The $1.9 million in projects funded through PB for the Fiscal Year 2014 budget are:
- Security cameras for Douglass, East River, Johnson and Millbrook houses — 964 votes
- New Laptops for 9 Schools in District 8– 857 votes
- Technology Centers for Seniors and Youth — 706 votes
- Mobile cooking classroom for SMART (Sisterhood Mobilized for AIDS/HIV Research and Treatment) — 534 votes
- Solar powered Greenhouse — 533 votes
- Hoops by the River — upgrade Jefferson B-ball Courts — 501 votes
“I could not be more thrilled with the level of participation or the results,” Melissa said. “The winning projects are a reflection of the community’s concerns about public health, safety, youth, seniors and public parks. I thank all of our incredible partners in this process including Community Voices Heard, the Participatory Budgeting Project and the budget delegates for their hard work throughout the process.”

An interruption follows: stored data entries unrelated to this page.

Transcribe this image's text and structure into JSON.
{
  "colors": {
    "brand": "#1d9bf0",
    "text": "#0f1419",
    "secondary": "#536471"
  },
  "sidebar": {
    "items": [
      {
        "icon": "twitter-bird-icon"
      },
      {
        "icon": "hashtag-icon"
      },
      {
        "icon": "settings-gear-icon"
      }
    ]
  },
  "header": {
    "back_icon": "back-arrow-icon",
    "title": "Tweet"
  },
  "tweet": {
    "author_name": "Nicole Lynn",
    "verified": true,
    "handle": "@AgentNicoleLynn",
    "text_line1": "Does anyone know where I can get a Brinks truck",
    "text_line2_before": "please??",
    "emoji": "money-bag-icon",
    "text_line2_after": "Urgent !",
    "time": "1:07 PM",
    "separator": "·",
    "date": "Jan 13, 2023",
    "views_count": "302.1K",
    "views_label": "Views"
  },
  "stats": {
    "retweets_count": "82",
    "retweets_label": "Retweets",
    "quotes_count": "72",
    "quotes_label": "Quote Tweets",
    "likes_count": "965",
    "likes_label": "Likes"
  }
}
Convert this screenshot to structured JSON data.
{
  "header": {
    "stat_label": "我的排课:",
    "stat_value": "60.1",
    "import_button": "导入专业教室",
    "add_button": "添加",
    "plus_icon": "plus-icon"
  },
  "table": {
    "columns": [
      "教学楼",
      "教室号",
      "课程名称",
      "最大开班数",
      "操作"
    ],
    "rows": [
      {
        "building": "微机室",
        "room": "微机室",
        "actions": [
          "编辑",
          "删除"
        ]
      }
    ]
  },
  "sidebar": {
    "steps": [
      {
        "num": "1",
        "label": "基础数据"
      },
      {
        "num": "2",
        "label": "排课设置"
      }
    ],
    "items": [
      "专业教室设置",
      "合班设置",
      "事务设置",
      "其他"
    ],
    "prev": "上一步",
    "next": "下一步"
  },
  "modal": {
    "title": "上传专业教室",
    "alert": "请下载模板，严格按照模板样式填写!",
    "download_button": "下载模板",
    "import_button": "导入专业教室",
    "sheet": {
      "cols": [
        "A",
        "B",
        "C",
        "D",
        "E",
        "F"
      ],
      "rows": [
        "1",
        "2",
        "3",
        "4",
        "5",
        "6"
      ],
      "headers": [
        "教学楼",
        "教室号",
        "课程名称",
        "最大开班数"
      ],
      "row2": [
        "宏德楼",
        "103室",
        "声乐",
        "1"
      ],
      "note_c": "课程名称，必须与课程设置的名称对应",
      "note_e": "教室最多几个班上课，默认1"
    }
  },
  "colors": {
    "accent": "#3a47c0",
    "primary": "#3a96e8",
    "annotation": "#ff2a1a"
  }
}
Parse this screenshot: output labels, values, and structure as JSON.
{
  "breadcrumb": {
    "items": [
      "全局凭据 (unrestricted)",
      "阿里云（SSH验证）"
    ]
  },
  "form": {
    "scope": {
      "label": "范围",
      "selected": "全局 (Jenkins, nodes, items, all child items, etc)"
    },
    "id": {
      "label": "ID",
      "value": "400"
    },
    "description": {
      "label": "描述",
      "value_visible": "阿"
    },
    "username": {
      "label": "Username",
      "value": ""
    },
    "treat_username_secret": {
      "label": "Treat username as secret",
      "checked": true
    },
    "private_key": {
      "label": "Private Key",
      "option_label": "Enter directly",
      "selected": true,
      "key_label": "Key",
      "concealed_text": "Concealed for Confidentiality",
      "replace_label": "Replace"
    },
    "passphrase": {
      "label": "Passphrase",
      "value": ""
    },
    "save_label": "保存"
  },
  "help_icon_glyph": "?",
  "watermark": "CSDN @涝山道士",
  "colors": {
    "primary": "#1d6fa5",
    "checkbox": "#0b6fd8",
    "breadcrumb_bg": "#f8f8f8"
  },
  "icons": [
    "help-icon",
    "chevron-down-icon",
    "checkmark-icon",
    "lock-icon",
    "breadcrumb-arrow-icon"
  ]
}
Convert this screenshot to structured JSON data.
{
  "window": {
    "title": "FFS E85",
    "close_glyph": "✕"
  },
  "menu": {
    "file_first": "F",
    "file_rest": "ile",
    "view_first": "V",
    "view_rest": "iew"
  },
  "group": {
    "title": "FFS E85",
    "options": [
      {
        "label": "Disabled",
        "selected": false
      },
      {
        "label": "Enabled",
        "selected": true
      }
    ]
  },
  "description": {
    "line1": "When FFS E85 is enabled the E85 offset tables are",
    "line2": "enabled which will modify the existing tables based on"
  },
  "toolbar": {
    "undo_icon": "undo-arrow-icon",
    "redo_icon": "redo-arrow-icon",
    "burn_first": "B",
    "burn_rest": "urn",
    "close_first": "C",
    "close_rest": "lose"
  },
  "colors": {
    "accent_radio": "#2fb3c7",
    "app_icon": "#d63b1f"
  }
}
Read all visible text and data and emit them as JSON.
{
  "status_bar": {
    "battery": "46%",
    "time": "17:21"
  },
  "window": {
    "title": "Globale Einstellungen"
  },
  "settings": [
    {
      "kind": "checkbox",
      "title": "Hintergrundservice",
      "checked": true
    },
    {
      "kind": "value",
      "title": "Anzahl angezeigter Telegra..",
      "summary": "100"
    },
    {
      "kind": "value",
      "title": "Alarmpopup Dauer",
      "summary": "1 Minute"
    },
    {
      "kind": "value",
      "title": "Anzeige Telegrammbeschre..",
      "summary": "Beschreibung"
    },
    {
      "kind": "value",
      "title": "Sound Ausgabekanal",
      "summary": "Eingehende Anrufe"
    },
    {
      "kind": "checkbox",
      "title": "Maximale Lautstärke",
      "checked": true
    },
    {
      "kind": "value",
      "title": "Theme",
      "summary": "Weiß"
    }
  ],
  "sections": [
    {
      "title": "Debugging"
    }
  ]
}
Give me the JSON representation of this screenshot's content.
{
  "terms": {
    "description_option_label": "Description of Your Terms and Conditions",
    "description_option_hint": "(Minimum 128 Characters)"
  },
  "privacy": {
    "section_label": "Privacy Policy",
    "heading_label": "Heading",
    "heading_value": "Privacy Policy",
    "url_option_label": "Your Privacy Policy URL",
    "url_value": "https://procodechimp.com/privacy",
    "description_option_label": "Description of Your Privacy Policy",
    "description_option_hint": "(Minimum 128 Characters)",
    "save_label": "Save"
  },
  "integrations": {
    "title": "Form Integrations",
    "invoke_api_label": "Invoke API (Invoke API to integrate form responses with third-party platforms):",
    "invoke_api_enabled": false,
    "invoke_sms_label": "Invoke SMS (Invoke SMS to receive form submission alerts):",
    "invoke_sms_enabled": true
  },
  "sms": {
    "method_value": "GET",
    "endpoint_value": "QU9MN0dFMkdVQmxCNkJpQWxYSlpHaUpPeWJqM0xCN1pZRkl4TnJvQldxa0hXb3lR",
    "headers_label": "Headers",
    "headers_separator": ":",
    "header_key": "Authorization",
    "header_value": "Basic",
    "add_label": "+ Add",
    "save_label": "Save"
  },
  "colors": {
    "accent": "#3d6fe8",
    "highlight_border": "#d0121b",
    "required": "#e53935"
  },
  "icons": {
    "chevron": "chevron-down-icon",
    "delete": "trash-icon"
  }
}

The tireless dedication and commitment from the community volunteers, otherwise known as ‘budget delegates’, was truly inspiring. Delegates came together from all different social, cultural, and economic backgrounds to work as a team of urban planners, community organizers, and decision-makers. Together they analyzed hundreds of project ideas, and through a long and grueling process they narrowed them down to twenty-one project proposals to address a wide variety of community needs such as more access to technology in our public schools, senior-friendly spaces, safe public housing, quality recreational spaces, transportation improvements, community gardens and urban agriculture.
One story that stands out in this process was the engagement of formerly incarcerate youth of color who worked on the education committee and developed one of the winning project proposals for new computers and technology in local schools. Another is that of Susan Rodriguez who works with SMART (Sisterhood Mobilized for AIDS/ HIV Research and Treatment), who has been very concerned about public health and the lack of nutritious food options in her community.
“First of all, just meeting and speaking with the Mayor of San Juan and knowing that she wants to bring PB to her city was one of the highlights of the evening!” said Rodriguez. “Of course, I was overjoyed when SMART’s Mobile Cooking Classroom won and I thank everyone who came out to vote! This has been an extraordinary process for me, meeting and working with other budget delegates, community organizers and residents, especially in Millbrook Houses/Mott Haven, and learning how to make our community and city the best it can be.”
Last year, which was the first year of PBNYC, Ray Figueroa proposed a solar-powered greenhouse to teach urban agriculture to court-involved youth in the South Bronx, but it did not receive enough votes to win. This year however, the greenhouse pulled through.
“Participatory Budgeting re-enfranchises the dis-enfranchised,” said Figueroa. “It reaches out to the most marginalized residents in the most underserved sectors of our community and honors them as the experts of our community. Participatory Budgeting respects their human dignity in this regard, and, by so doing, helps to galvanize their sense of ownership as community stakeholders and re-defines what it means to be civically engaged.”
The last winning project with 501 votes, was the Jefferson Park basketball courts which have not been renovated in decades. These courts are heavily used by the Hoops by the River basketball league, run by Will Kelly and his son, Will Kelly II. “It is wonderful that we were able to mobilize our youth and community residents to finally make these much needed safety upgrades to this court,” said Kelly. “This way we can run a quality league and expand our work to combat youth violence and promote health.”